Approach OverviewGenerally everyone starts from Cuzco, Peru. Trekking the Camino Inca is a regulated and guided affair nowadays. The trailhead is easily accessed by rail or bus.
At km 82 there is a small village where you are dropped off and begin your foot travel to Machu Picchu and then Huayna Picchu. Trekkers start by crossing the train tracks and soon the river. At the bridge your papers will be checked.
This is a 3 day approach. Total distance is 30+ kilometers. The trail all the way to Machu Picchu is good and of course routefinding is not necessary with your guide and porters. There is also no sense of isolation with the lines of wheezing gringos ahead and behind you.
Approach: Day 1
Day 1: From km 82 the Inca Trail follows the river for several kilometers before ascending. The hike is about 5+ hours. This is the shortest day. A large campsite at Huayllabamba (3.000 m) is available with an excellent overlook. On the way you pass your first set of Incan ruins available for exploration. Terraces far below are also visible.
Approach: Day 2
Break camp and begin the journey to Sayac Marca. This is the difficult day with a 1.000 meter ascent to Warmiwañusca or Dead Woman Pass (4.200 m). The views behind you are fantastic and framed by the deep V of the valley. Enjoy a deserved break at the top of the pass. Look sharp into the valley on the other side. It is possible to discern the trail down to the valley floor and then right back up the other side to a second pass. There is camping before and after the second pass. Many guided trips camp below at Pacaymayu which is nice after a big ascent but it is also crowded. Sayac Marca lies on the other side with the much more spectacular camping location. On the way up the second pass there is a small reconstructed tambo.
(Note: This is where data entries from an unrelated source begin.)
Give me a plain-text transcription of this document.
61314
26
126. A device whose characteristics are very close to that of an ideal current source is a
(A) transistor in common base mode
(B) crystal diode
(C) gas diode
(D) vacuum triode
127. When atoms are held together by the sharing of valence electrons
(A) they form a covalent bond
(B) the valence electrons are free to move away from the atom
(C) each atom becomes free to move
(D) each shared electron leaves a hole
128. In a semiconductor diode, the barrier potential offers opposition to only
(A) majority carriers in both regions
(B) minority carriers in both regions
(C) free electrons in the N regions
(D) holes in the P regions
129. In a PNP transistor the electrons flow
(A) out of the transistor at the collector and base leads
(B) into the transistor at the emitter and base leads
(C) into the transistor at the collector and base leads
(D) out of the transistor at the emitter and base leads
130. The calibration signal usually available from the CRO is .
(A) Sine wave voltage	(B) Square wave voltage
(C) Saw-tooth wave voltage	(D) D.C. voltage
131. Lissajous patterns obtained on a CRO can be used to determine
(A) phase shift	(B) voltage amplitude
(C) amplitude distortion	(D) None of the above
Hiking time to Pacaymayu is 6-7 hours.
Approach: Day 3
This day brings you two more major sets of ruins as well as your first glimpse of Huayna Picchu rising above Machu Picchu. This is a relatively easy day with excellent views.
Archaeological highlights include Conchamarca and Puyupatamarca and at the end of the day you descend through the terraces of Wiñaywayna.
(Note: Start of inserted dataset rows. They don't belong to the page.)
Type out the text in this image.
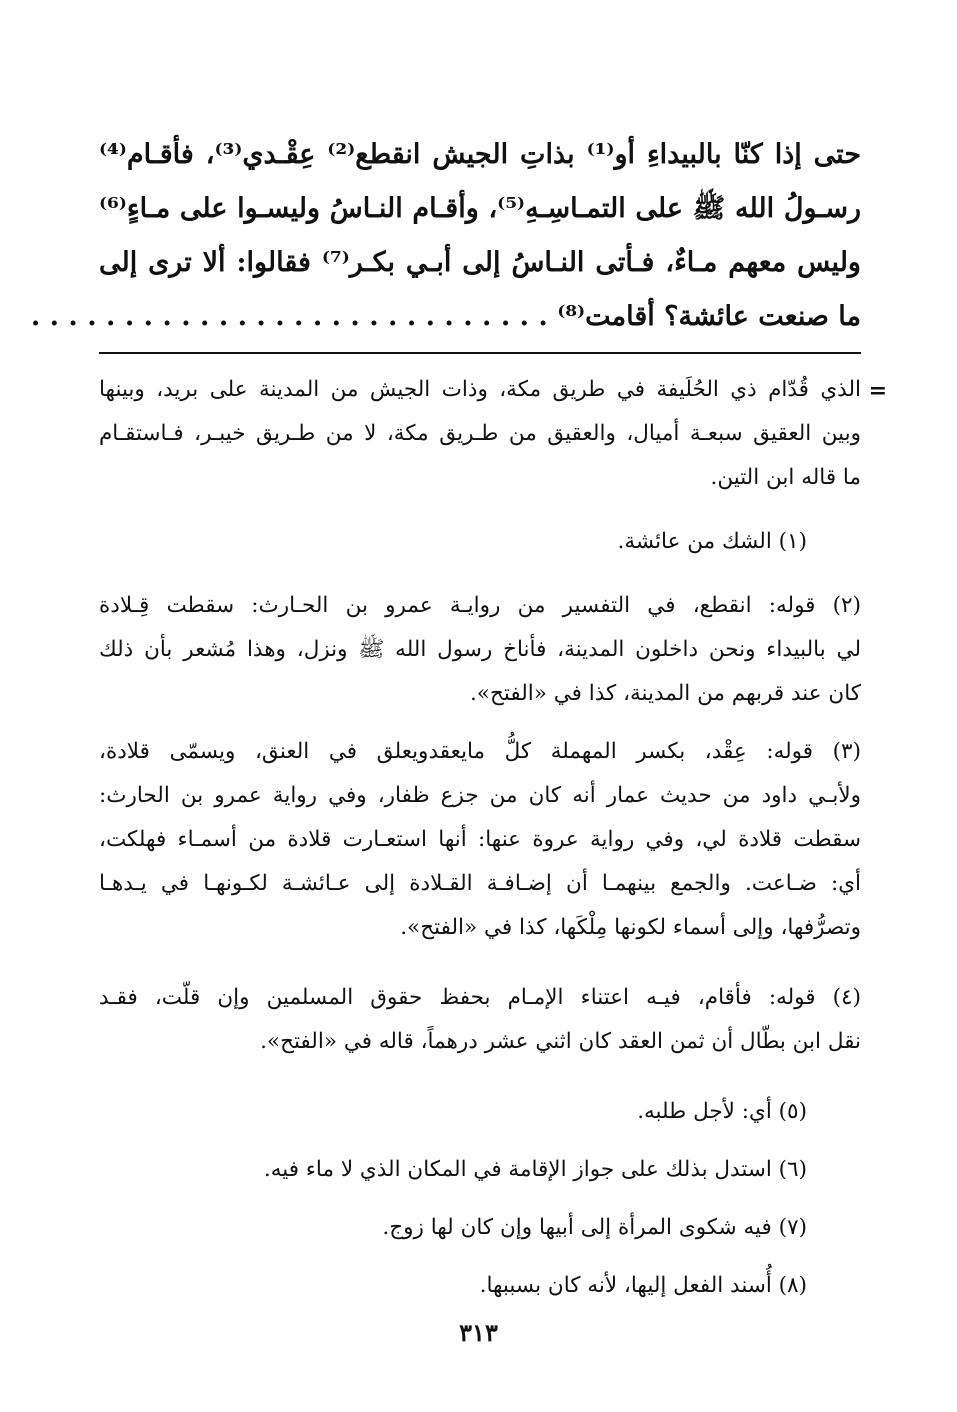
حتى إذا كنّا بالبيداءِ أو⁽¹⁾ بذاتِ الجيش انقطع⁽²⁾ عِقْـدي⁽³⁾، فأقـام⁽⁴⁾
رسـولُ الله ﷺ على التمـاسِـهِ⁽⁵⁾، وأقـام النـاسُ وليسـوا على مـاءٍ⁽⁶⁾
وليس معهم مـاءٌ، فـأتى النـاسُ إلى أبـي بكـر⁽⁷⁾ فقالوا: ألا ترى إلى
ما صنعت عائشة؟ أقامت⁽⁸⁾ . . . . . . . . . . . . . . . . . . . . . . . . . . . .
=
الذي قُدّام ذي الحُلَيفة في طريق مكة، وذات الجيش من المدينة على بريد، وبينها
وبين العقيق سبعـة أميال، والعقيق من طـريق مكة، لا من طـريق خيبـر، فـاستقـام
ما قاله ابن التين.
(١) الشك من عائشة.
(٢) قوله: انقطع، في التفسير من روايـة عمرو بن الحـارث: سقطت قِـلادة
لي بالبيداء ونحن داخلون المدينة، فأناخ رسول الله ﷺ ونزل، وهذا مُشعر بأن ذلك
كان عند قربهم من المدينة، كذا في «الفتح».
(٣) قوله: عِقْد، بكسر المهملة كلُّ مايعقدويعلق في العنق، ويسمّى قلادة،
ولأبـي داود من حديث عمار أنه كان من جزع ظفار، وفي رواية عمرو بن الحارث:
سقطت قلادة لي، وفي رواية عروة عنها: أنها استعـارت قلادة من أسمـاء فهلكت،
أي: ضـاعت. والجمع بينهمـا أن إضـافـة القـلادة إلى عـائشـة لكـونهـا في يـدهـا
وتصرُّفها، وإلى أسماء لكونها مِلْكَها، كذا في «الفتح».
(٤) قوله: فأقام، فيـه اعتناء الإمـام بحفظ حقوق المسلمين وإن قلّت، فقـد
نقل ابن بطّال أن ثمن العقد كان اثني عشر درهماً، قاله في «الفتح».
(٥) أي: لأجل طلبه.
(٦) استدل بذلك على جواز الإقامة في المكان الذي لا ماء فيه.
(٧) فيه شكوى المرأة إلى أبيها وإن كان لها زوج.
(٨) أُسند الفعل إليها، لأنه كان بسببها.
٣١٣
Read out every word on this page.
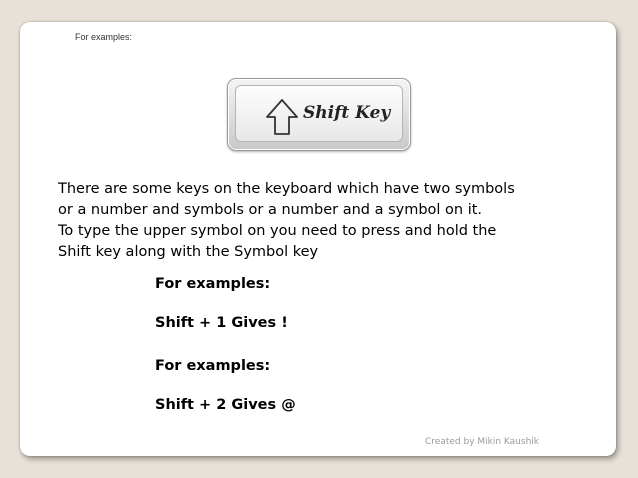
For examples:
Shift Key
There are some keys on the keyboard which have two symbols
or a number and symbols or a number and a symbol on it.
To type the upper symbol on you need to press and hold the
Shift key along with the Symbol key
For examples:
Shift + 1 Gives !
For examples:
Shift + 2 Gives @
Created by Mikin Kaushik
Another established camp just beyond the terraces. This camp is kind of nasty. The overflow area beside the ruins is beautiful though.
Day 4: Machu Picchu and Huayna Picchu
Day 4: A pre-dawn start takes you through the Gate of the Sun, Intipunku, just before the sun breaks over the ridge and illuminates Huayna Picchu and the Hitching Post of the Sun in the Temple of the Sun far below in the ruins. This is where all the classic Machu Picchu photos are taken.
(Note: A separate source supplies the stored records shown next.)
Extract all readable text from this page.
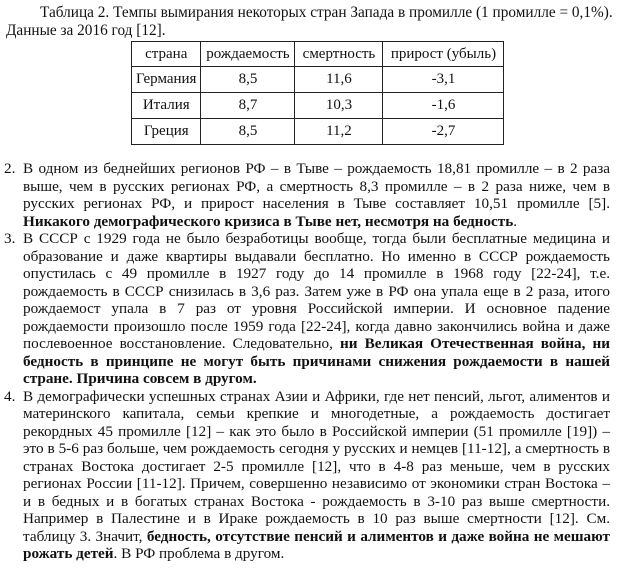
Таблица 2. Темпы вымирания некоторых стран Запада в промилле (1 промилле = 0,1%).
Данные за 2016 год [12].
страна	рождаемость	смертность	прирост (убыль)
Германия	8,5	11,6	-3,1
Италия	8,7	10,3	-1,6
Греция	8,5	11,2	-2,7
2. В одном из беднейших регионов РФ – в Тыве – рождаемость 18,81 промилле – в 2 раза выше, чем в русских регионах РФ, а смертность 8,3 промилле – в 2 раза ниже, чем в русских регионах РФ, и прирост населения в Тыве составляет 10,51 промилле [5]. Никакого демографического кризиса в Тыве нет, несмотря на бедность.
3. В СССР с 1929 года не было безработицы вообще, тогда были бесплатные медицина и образование и даже квартиры выдавали бесплатно. Но именно в СССР рождаемость опустилась с 49 промилле в 1927 году до 14 промилле в 1968 году [22-24], т.е. рождаемость в СССР снизилась в 3,6 раз. Затем уже в РФ она упала еще в 2 раза, итого рождаемост упала в 7 раз от уровня Российской империи. И основное падение рождаемости произошло после 1959 года [22-24], когда давно закончились война и даже послевоенное восстановление. Следовательно, ни Великая Отечественная война, ни бедность в принципе не могут быть причинами снижения рождаемости в нашей стране. Причина совсем в другом.
4. В демографически успешных странах Азии и Африки, где нет пенсий, льгот, алиментов и материнского капитала, семьи крепкие и многодетные, а рождаемость достигает рекордных 45 промилле [12] – как это было в Российской империи (51 промилле [19]) – это в 5-6 раз больше, чем рождаемость сегодня у русских и немцев [11-12], а смертность в странах Востока достигает 2-5 промилле [12], что в 4-8 раз меньше, чем в русских регионах России [11-12]. Причем, совершенно независимо от экономики стран Востока – и в бедных и в богатых странах Востока - рождаемость в 3-10 раз выше смертности. Например в Палестине и в Ираке рождаемость в 10 раз выше смертности [12]. См. таблицу 3. Значит, бедность, отсутствие пенсий и алиментов и даже война не мешают рожать детей. В РФ проблема в другом.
Descend from the overlook. You probabably need to check in at the entrance building before exploring further.
To climb Huayna Picchu proceed through the ruins towards the mountain. At the far end of the ruins are two roofed huts. Pass them and sign in at the small caretaker's booth. The trail from here on operates under more restrictive hours than the rest of the ruins so it is best to begin right away especially before the tourist buses arrive.
From the huts it is approximately 300 meters of steep "climbing" to the top. Some of this section requires your hands and can be dangerous when wet. You are rewarded with excellent views of the ruins, fat tourists staggering around far below, and even a small temple area complete with actual offerings of coca leaves still being placed.
Descent to Aguas CalientesIf your guided trip's services end at Machu Picchu you will need to get Aguas Calientes on your own. There are buses just outside the ruins but those are for weak tourists with dainty feet. Shoulder your backpack and walk the road down. Stay completely on the road (the only traffic are the scheduled buses) or take some of the steep local paths that cut the switchbacks. It is a pleasant walk.
Cross the river and follow the road into Aguas Calientes. You are probably taking the tourist train back to Cusco and the tracks go right down the center of the main street so you can't miss them.
Walking time is only an hour or two.